Mitch Evert looked pained. “Please, not when I’m listening!”
Sixkiller tsk-tsked. “You’ve got to rid yourself of such notions, Bull. You’re a peace officer now . . . of a sort. We’re going to see that the laws are enforced. We’re kind of unofficial roving agents for Mr. Evert here.”
“So unofficial I don’t even know you. Unofficially speaking,” Evert said.
“Got that, Bull?” Sixkiller asked.
“No.”
“Prosecutor Mitch can’t convict without evidence and can’t trust Braddock and company to get him the evidence he needs to bring before a jury. So we’re going to help him out—unofficially, of course,” Sixkiller explained. This was a new wrinkle he had worked out with Ivey
and Evert to sow mischief among the ungodly, in addition to his fire inspector dodge.
Sixkiller went on. “Let’s say we catch us a rustler and the others get away and our man won’t talk. Well, it’s our job to make him talk. Have I got that about right so far, Mr. Prosecutor?”
“Call me Mitch. That’s right. That’s about the size of it.”
“I’ll make that rustler talk,” Bull said, his expression so fierce that the others grew mildly alarmed.
“He’s got to be able to testify in court, Bull,” Sixkiller said.
“What about Braddock?” Bull asked.
“What about him?”
“You know how he is. What if he tries to interfere?”
“That’ll be just too bad,” Sixkiller said, “for him.”
“I’m gonna like this job,” Bull said, grinning hugely.
“Remember you’re working for Quinto, not me,” Evert said. “You take orders from him. He seems to know enough law to keep you both out of trouble.”
“I do the thinking for both of us, Bull.”
“Sure, Quinto, sure. I got it.”
“By the way, Mitch, what do you know about an hombre named Port?” Sixkiller asked.

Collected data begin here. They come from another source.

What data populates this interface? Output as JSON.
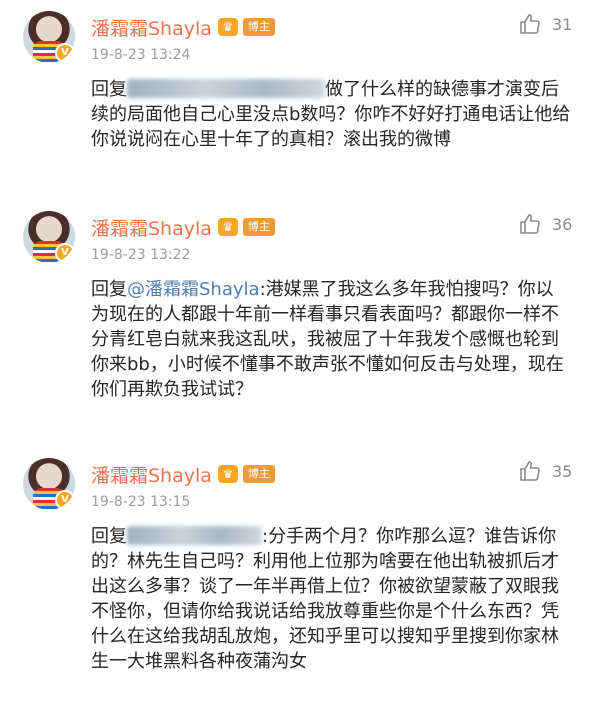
{
  "comments": [
    {
      "username": "潘霜霜Shayla",
      "badge": "博主",
      "time": "19-8-23 13:24",
      "likes": "31",
      "reply_prefix": "回复",
      "mention": "",
      "body": "做了什么样的缺德事才演变后续的局面他自己心里没点b数吗？你咋不好好打通电话让他给你说说闷在心里十年了的真相？滚出我的微博"
    },
    {
      "username": "潘霜霜Shayla",
      "badge": "博主",
      "time": "19-8-23 13:22",
      "likes": "36",
      "reply_prefix": "回复",
      "mention": "@潘霜霜Shayla",
      "body": ":港媒黑了我这么多年我怕搜吗？你以为现在的人都跟十年前一样看事只看表面吗？都跟你一样不分青红皂白就来我这乱吠，我被屈了十年我发个感慨也轮到你来bb，小时候不懂事不敢声张不懂如何反击与处理，现在你们再欺负我试试？"
    },
    {
      "username": "潘霜霜Shayla",
      "badge": "博主",
      "time": "19-8-23 13:15",
      "likes": "35",
      "reply_prefix": "回复",
      "mention": "",
      "body": ":分手两个月？你咋那么逗？谁告诉你的？林先生自己吗？利用他上位那为啥要在他出轨被抓后才出这么多事？谈了一年半再借上位？你被欲望蒙蔽了双眼我不怪你，但请你给我说话给我放尊重些你是个什么东西？凭什么在这给我胡乱放炮，还知乎里可以搜知乎里搜到你家林生一大堆黑料各种夜蒲沟女"
    }
  ],
  "icons": {
    "like": "thumbs-up-outline-icon",
    "verified": "verified-v-icon",
    "crown": "crown-icon"
  },
  "colors": {
    "username": "#eb7350",
    "badge": "#f29a36",
    "mention": "#507daf",
    "meta": "#9b9b9b"
  }
}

“Too much,” Evert said. “You can thank Port for making Braddock marshal.”
“How’s that?”
“Port killed Braddock’s predecessor stone dead. Braddock was deputy and took over the marshal’s job. It was coldblooded murder. Port gunned the marshal down without warning. We couldn’t get a conviction, though. The witnesses were too scared of Port to testify. He’s one of Endicott’s top guns.

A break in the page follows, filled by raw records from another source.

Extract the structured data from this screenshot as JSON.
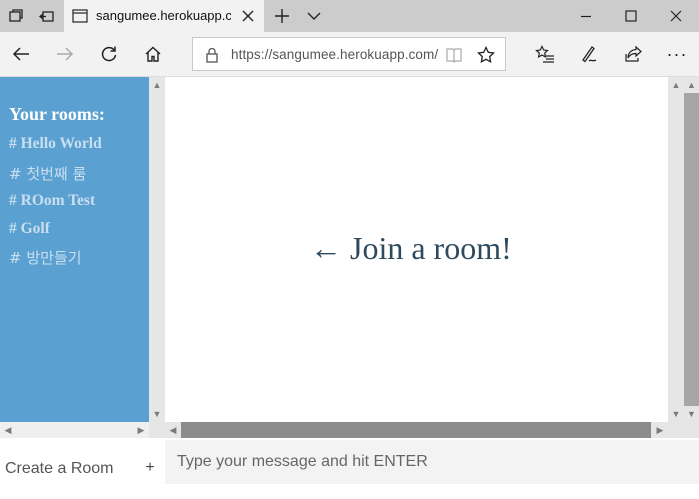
{
  "browser": {
    "tab_title": "sangumee.herokuapp.co",
    "url": "https://sangumee.herokuapp.com/",
    "more_label": "···"
  },
  "sidebar": {
    "heading": "Your rooms:",
    "rooms": [
      {
        "label": "# Hello World"
      },
      {
        "label": "# 첫번째 룸"
      },
      {
        "label": "# ROom Test"
      },
      {
        "label": "# Golf"
      },
      {
        "label": "# 방만들기"
      }
    ]
  },
  "main": {
    "join_message": "← Join a room!"
  },
  "create_room": {
    "label": "Create a Room",
    "button": "+"
  },
  "message": {
    "placeholder": "Type your message and hit ENTER",
    "value": ""
  },
  "colors": {
    "sidebar_bg": "#5aa0d0",
    "room_link": "#c9dff0",
    "heading": "#ffffff",
    "join_text": "#2e4a5e"
  }
}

“How’d you get on to Port, Quinto?”
“Oh, I saw him and his pards cutting up earlier today on Liberty Street.”
“Nobody was killed or I’d have heard of it. Lucky,” Evert said.
“Reckon we’ll mosey along then and make the rounds,” Sixkiller said.
“What have you got in mind or is it something I shouldn’t know about?” Evert asked.
“Whatever it is, it’ll be perfectly legal,” Sixkiller assured him. “Keep any weapons here?”
“What do you have in mind?” Evert said, repressing a slight start.